Turkey is, after all, overwhelmingly Muslim. Nicholas lived in Demre before the prophet Muhammad began reciting the words of God on a mountain in the Arabian Peninsula. In the 4th century, Demre was known as Myra and was part of the Roman Empire. Saint Paul changed boats in its harbor while roaming Asia Minor spreading the Gospel. A massive stone amphitheater still stands at the edge of town, drawing tourists in the lee of rocky cliffs laced with impressively carved tombs.

Nicholas, whose birthday is observed Dec. 6, was renowned both for his generosity and for his passionate, even violent defense of the young Christian church. He was said to have slapped the face of an Egyptian who questioned whether Jesus was equal to God. He also is said to have saved Myra from famine, three boys from being pickled in a barrel and several poor local women from lives of prostitution -- the last by secretly dropping bags of coins into their homes at night so that they could wed.

Such late-night largess may be the thread that connects the historical Nicholas with his modern incarnation, so famous globally that even Muslim Turkey claims a version.
Noel Baba is our citizen," said Faruk Akbudak, a senior bureaucrat in Demre, using the Turkish for Father Christmas. "We respect him. We embrace him."

"Yes, the people prefer this one," said Topcu, the mayor. "But the foreigners do, too."
That may be true of some foreigners. Numerous Germans, whose affection for Christmas is legendary and who tend to visit Turkey's southern coast in the winter months, are said to have been receptive.

"It's like 'Christmasland' in America!" said Karen Loreol, a Swiss national on a German tour bus last week. "There is a replica of the 'Silent Night' church in Salzburg!

"I love it," she said. "Christmas is wonderful."

Russians feel differently. It was a Russian sculptor, Gregory Potosky, who cast the bronze statue as a gift to the city of Demre in 2000. And it was Russians who would pile out of tour buses -- as many as 80 buses a day in summer -- and fall to their knees to pray before it.
"And without letting us know, or letting the artist know, they changed the location, which shocked everybody here and in Russia," said a spokesman for the Russian Embassy in Ankara, the Turkish capital. "He's a very important saint, a very important figure in Russia."
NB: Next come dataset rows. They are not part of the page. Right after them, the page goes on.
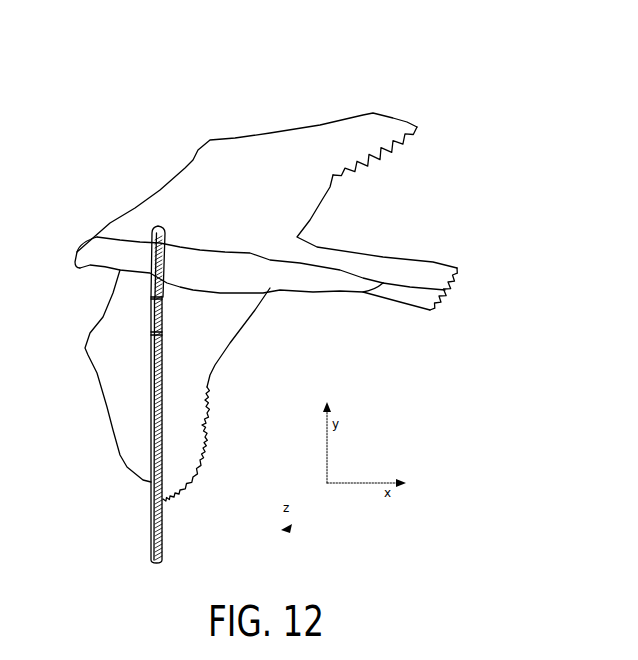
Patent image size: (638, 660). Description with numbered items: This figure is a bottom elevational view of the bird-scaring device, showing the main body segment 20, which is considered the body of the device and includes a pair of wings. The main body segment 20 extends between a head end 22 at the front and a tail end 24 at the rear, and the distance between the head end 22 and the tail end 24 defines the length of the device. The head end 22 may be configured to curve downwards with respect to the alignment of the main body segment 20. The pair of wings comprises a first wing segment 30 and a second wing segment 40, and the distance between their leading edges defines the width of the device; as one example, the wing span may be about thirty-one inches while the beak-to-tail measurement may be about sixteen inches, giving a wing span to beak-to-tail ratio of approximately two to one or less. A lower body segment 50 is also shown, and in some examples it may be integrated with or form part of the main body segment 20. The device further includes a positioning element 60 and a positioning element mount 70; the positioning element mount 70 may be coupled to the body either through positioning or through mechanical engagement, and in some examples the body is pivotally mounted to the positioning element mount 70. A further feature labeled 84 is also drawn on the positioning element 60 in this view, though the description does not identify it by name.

The main body segment 20 is at (148, 177).
The head end 22 is at (75, 268).
The tail end 24 is at (457, 273).
The first wing segment 30 is at (100, 350).
The second wing segment 40 is at (275, 148).
The lower body segment 50 is at (275, 285).
The positioning element 60 is at (152, 513).
The positioning element mount 70 is at (160, 294).
The pivot band 84 is at (161, 329).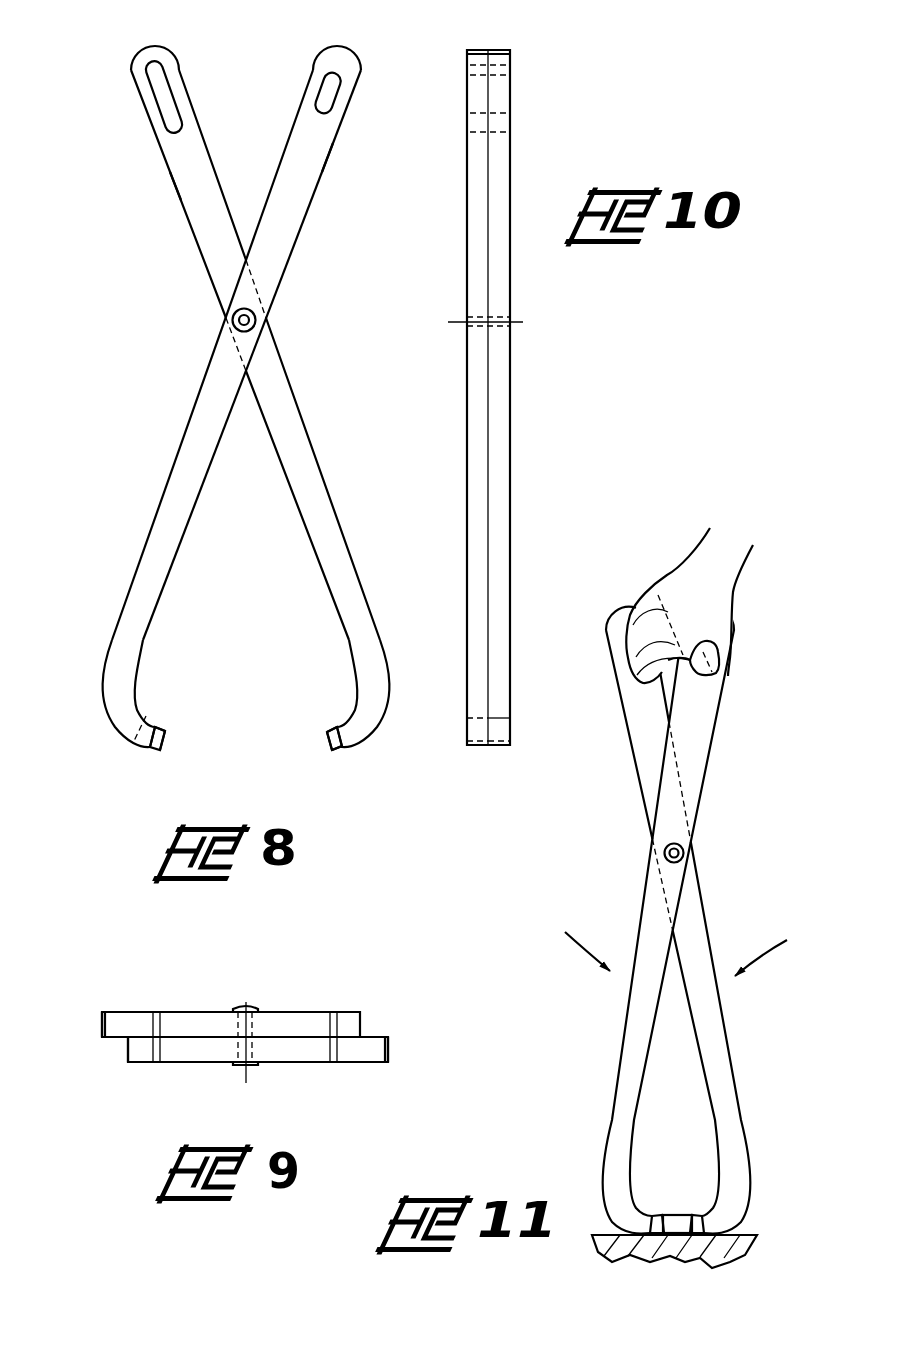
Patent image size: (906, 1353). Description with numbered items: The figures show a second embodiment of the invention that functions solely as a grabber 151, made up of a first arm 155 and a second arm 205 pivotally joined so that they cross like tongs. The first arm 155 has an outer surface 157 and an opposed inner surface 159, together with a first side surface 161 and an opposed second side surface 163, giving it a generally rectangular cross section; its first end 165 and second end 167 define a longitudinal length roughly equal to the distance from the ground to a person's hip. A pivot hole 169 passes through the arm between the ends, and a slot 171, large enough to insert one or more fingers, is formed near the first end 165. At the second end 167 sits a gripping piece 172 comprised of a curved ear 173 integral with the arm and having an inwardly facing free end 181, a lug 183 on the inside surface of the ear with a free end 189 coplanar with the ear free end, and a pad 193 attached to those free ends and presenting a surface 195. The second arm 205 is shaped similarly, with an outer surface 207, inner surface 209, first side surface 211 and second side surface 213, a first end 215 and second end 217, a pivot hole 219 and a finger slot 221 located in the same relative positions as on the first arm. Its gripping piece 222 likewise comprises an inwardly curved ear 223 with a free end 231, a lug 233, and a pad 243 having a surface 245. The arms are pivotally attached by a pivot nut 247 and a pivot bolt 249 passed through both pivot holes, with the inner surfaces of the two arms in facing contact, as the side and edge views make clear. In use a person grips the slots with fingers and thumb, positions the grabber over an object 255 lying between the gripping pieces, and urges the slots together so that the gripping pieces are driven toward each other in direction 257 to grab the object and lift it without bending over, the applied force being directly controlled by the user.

In FIG. 8, the grabber 151 is at (240, 403).
In FIG. 10, the grabber 151 is at (513, 412).
In FIG. 8, the first arm 155 is at (226, 394).
In FIG. 10, the first arm 155 is at (513, 428).
In FIG. 9, the first arm 155 is at (245, 984).
In FIG. 11, the first arm 155 is at (699, 918).
In FIG. 8, the outer surface 157 is at (317, 156).
In FIG. 9, the outer surface 157 is at (317, 1013).
In FIG. 9, the inner surface 159 is at (308, 1038).
In FIG. 8, the first side surface 161 is at (340, 127).
In FIG. 8, the second side surface 163 is at (300, 108).
In FIG. 8, the first end 165 is at (342, 46).
In FIG. 8, the second end 167 is at (112, 728).
In FIG. 10, the second end 167 is at (510, 51).
In FIG. 10, the pivot hole 169 is at (508, 311).
In FIG. 8, the slot 171 is at (327, 82).
In FIG. 10, the slot 171 is at (512, 113).
In FIG. 11, the slot 171 is at (722, 672).
In FIG. 8, the gripping piece 172 is at (149, 716).
In FIG. 10, the gripping piece 172 is at (512, 733).
In FIG. 11, the gripping piece 172 is at (641, 1193).
In FIG. 8, the ear 173 is at (145, 745).
In FIG. 9, the ear 173 is at (114, 1008).
In FIG. 9, the free end 181 is at (160, 1017).
In FIG. 9, the lug 183 is at (131, 1066).
In FIG. 9, the free end 189 is at (167, 1058).
In FIG. 8, the pad 193 is at (163, 729).
In FIG. 8, the surface 195 is at (165, 740).
In FIG. 8, the second arm 205 is at (251, 403).
In FIG. 10, the second arm 205 is at (464, 427).
In FIG. 9, the second arm 205 is at (251, 1061).
In FIG. 11, the second arm 205 is at (687, 932).
In FIG. 9, the outer surface 207 is at (190, 1062).
In FIG. 8, the inner surface 209 is at (174, 186).
In FIG. 9, the inner surface 209 is at (200, 1037).
In FIG. 8, the first side surface 211 is at (157, 152).
In FIG. 8, the second side surface 213 is at (213, 163).
In FIG. 8, the first end 215 is at (143, 47).
In FIG. 8, the second end 217 is at (373, 728).
In FIG. 10, the second end 217 is at (467, 51).
In FIG. 10, the pivot hole 219 is at (477, 317).
In FIG. 8, the slot 221 is at (165, 81).
In FIG. 10, the slot 221 is at (467, 112).
In FIG. 11, the slot 221 is at (620, 631).
In FIG. 8, the gripping piece 222 is at (336, 716).
In FIG. 10, the gripping piece 222 is at (465, 733).
In FIG. 11, the gripping piece 222 is at (741, 1220).
In FIG. 9, the ear 223 is at (383, 1065).
In FIG. 9, the free end 231 is at (327, 1053).
In FIG. 8, the lug 233 is at (349, 752).
In FIG. 9, the lug 233 is at (354, 1011).
In FIG. 8, the pad 243 is at (326, 728).
In FIG. 8, the surface 245 is at (328, 745).
In FIG. 8, the pivot nut 247 is at (256, 320).
In FIG. 9, the pivot nut 247 is at (237, 1008).
In FIG. 9, the pivot bolt 249 is at (233, 1067).
In FIG. 11, the object 255 is at (672, 1218).
In FIG. 11, the direction 257 is at (593, 948).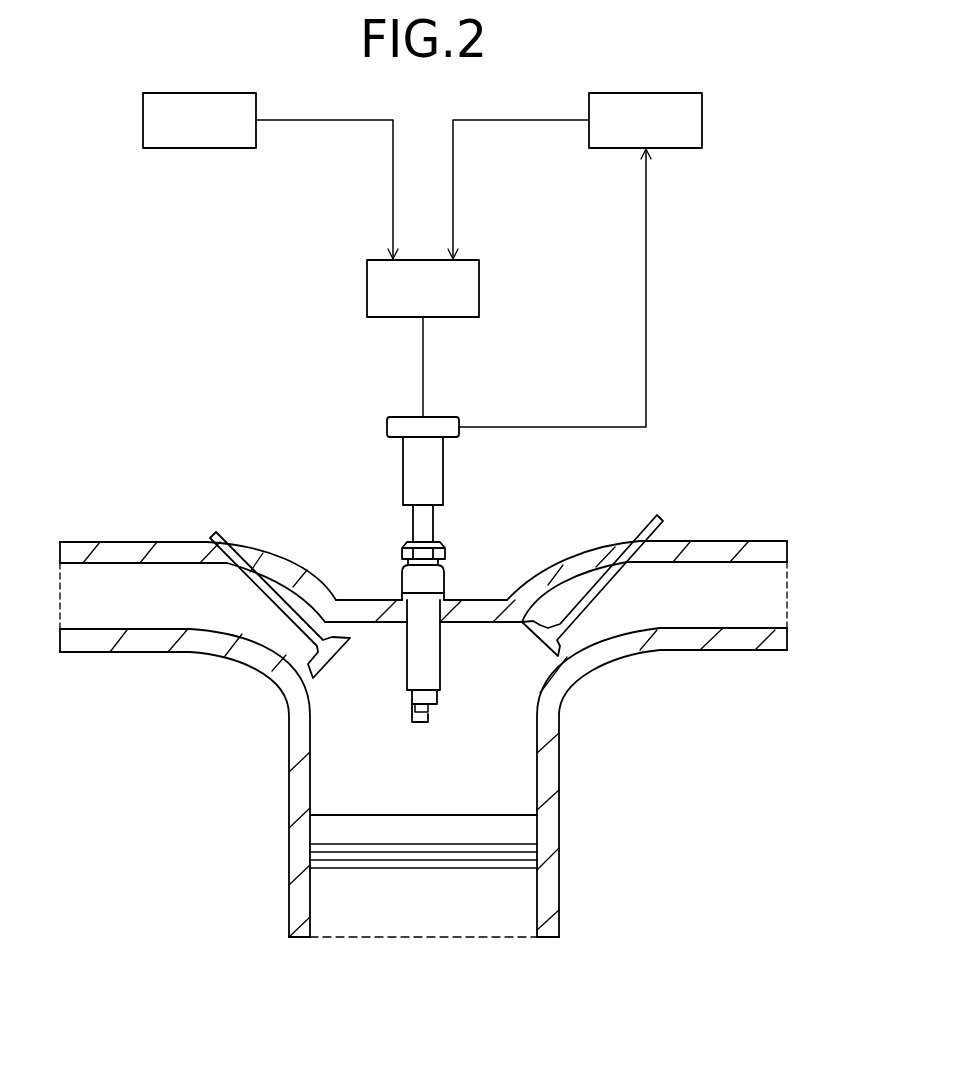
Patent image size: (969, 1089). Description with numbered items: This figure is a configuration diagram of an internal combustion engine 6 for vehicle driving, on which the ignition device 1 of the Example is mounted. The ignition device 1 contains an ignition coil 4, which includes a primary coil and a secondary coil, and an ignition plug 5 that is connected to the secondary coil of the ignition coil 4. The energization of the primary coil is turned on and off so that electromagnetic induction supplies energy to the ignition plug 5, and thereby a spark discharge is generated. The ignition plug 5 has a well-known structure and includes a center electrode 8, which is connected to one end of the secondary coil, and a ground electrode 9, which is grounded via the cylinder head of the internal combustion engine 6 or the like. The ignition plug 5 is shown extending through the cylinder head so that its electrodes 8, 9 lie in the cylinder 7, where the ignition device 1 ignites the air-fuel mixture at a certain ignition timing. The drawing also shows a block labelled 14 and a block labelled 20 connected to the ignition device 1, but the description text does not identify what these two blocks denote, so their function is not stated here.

The ignition device 1 is at (507, 270).
The ignition coil 4 is at (425, 482).
The ignition plug 5 is at (425, 668).
The internal combustion engine 6 is at (582, 780).
The cylinder 7 is at (350, 795).
The center electrode 8 is at (433, 708).
The ground electrode 9 is at (417, 720).
The ECU 14 is at (702, 128).
The battery 20 is at (165, 150).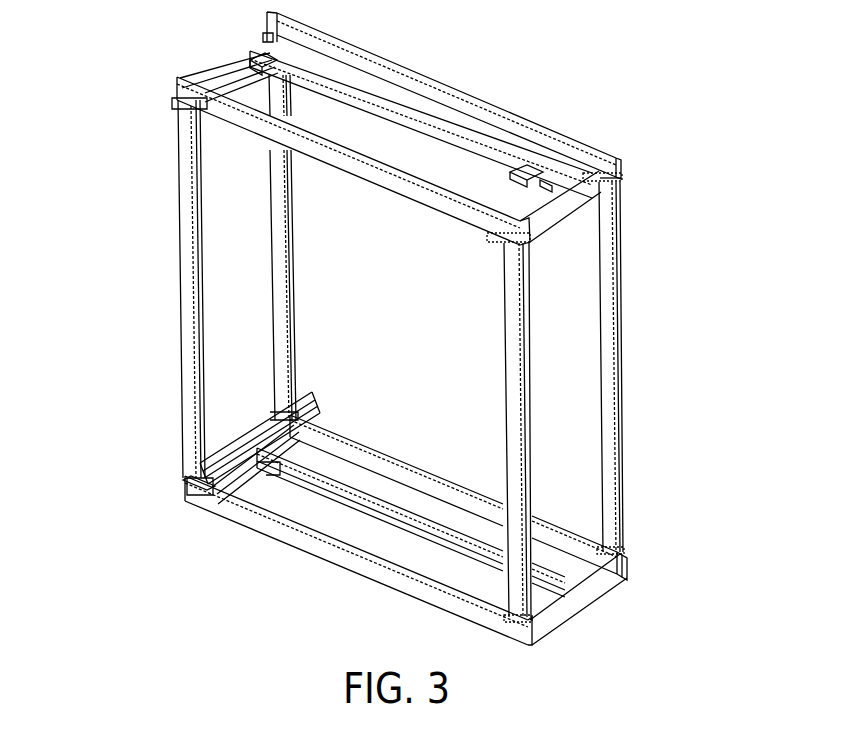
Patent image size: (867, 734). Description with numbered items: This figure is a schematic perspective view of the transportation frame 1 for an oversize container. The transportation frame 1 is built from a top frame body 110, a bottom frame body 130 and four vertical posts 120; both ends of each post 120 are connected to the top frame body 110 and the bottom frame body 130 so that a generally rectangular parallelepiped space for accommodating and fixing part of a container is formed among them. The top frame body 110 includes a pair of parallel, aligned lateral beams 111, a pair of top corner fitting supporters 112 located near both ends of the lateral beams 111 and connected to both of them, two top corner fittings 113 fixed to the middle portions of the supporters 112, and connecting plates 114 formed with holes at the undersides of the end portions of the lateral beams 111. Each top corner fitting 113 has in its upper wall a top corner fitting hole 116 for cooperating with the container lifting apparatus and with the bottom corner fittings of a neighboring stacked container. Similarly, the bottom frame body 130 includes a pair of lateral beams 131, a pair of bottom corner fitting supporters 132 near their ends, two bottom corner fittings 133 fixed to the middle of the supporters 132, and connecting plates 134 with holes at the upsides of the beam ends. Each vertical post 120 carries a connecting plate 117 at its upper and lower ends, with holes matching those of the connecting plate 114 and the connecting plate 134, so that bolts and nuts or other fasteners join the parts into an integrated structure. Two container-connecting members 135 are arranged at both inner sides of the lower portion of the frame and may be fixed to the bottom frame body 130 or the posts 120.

The transportation frame 1 is at (200, 98).
The top frame body 110 is at (443, 85).
The lateral beam 111 is at (505, 110).
The top corner fitting supporter 112 is at (558, 132).
The top corner fitting 113 is at (548, 168).
The connecting plate 114 is at (625, 177).
The top corner fitting hole 116 is at (548, 188).
The connecting plate 117 is at (617, 185).
The vertical post 120 is at (180, 272).
The bottom frame body 130 is at (475, 492).
The lateral beam 131 is at (318, 538).
The bottom corner fitting supporter 132 is at (258, 497).
The bottom corner fitting 133 is at (290, 474).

Topcu said the city would take steps to mollify the Russians. The bronze, he said, will be given a more prominent position in the Church of Saint Nicholas, which Czar Alexander II paid to restore in the late 19th century. The move is promised by the time the Russians arrive in summer.

But there's no plan, he said, to take Santa off the pedestal.

"The old one was nicer," said Mehmet Cavus, another vendor in the row of stands pitching "Saint Nicholas icons" in signs written in Cyrillic, the Russian alphabet.

"And the old one the tourists treated as something holy," added Hayriye Koc, wandering over from her stand. "They respected it. They prayed to it."

She looked up at the man in the red suit. "This one," she said, "doesn't have that."